I do make the 'great mistake' she mentions but think that a) religion serves other purposes as well, and b) to the degree that religion is a 'clumsy stab at science' it has retreated to deeper and more mysterious phenomena. So lightning and births may have been abandoned to science, but the subtler workings of consciousness and the origins of life and the universe are still realms where valid knowledge may be drawn from religion. With time, they will be understood better and religion will retreat further. That seems to me so clear a pattern as to be obvious.
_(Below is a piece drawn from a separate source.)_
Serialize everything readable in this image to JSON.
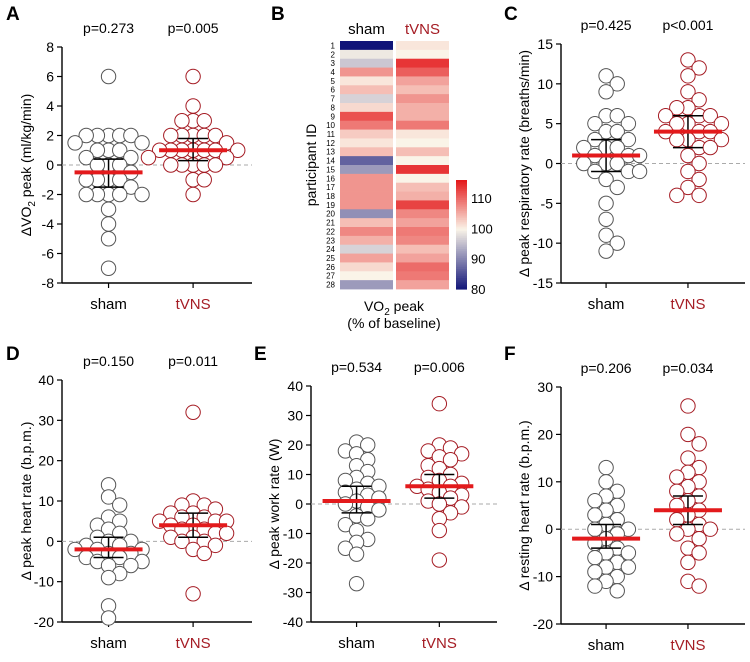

That's not to say religion doesn't serve other functions. An atheist friend was telling me how much he appreciated the value of a religious community for events like weddings and (especially) funerals. I personally sometimes miss having something like the remover of difficulties to recite when I need it. Even outside those special events, the sense of community and belonging that religion provides can be quite amazing. Atheists have come up with no satisfying alternatives, but I suspect that will eventually happen.
Sorry about the long comment!
Munir -- Thanks for the comment.
I think the starting point has be at the level of knowledge. What is it possible to know through scientific means, and what is it possible know through the interpretive process of engaging with religious texts. These two processes of acquiring knowledge are clearly not necessarily contradictory and can even be complementary. For an imperfect non-theistic corollary, consider the knowledge about life and humanity that one acquires from good literature and compare it to scientific knowledge. (From a Baha'i perspective literature would not possess the same authority as revelation, of course, but the point remains).
The point raised by the author concerns how these forms of knowledge enable humans to generate coherent meaning out of the discordant information fed to them by a chaotic world. We use our knowledge to navigate the world. The point she makes is that some of the information presented by the world cannot be ordered by scientific knowledge. It remains as uninterpreted chaos, a condition that can be deeply dissatisfying. Religious knowledge, however, allows people to assimilate such information into a coherent narrative about their lives and society.
It's not about the 'functions' of religion or science in the world. It's more about how humans acquire knowledge (in pursuit of truth) and use it to live out meaning-full lives.
Another dimension to this discussion is exposed in the Stanley Fish post from April 14 -- the question of 'motivation'.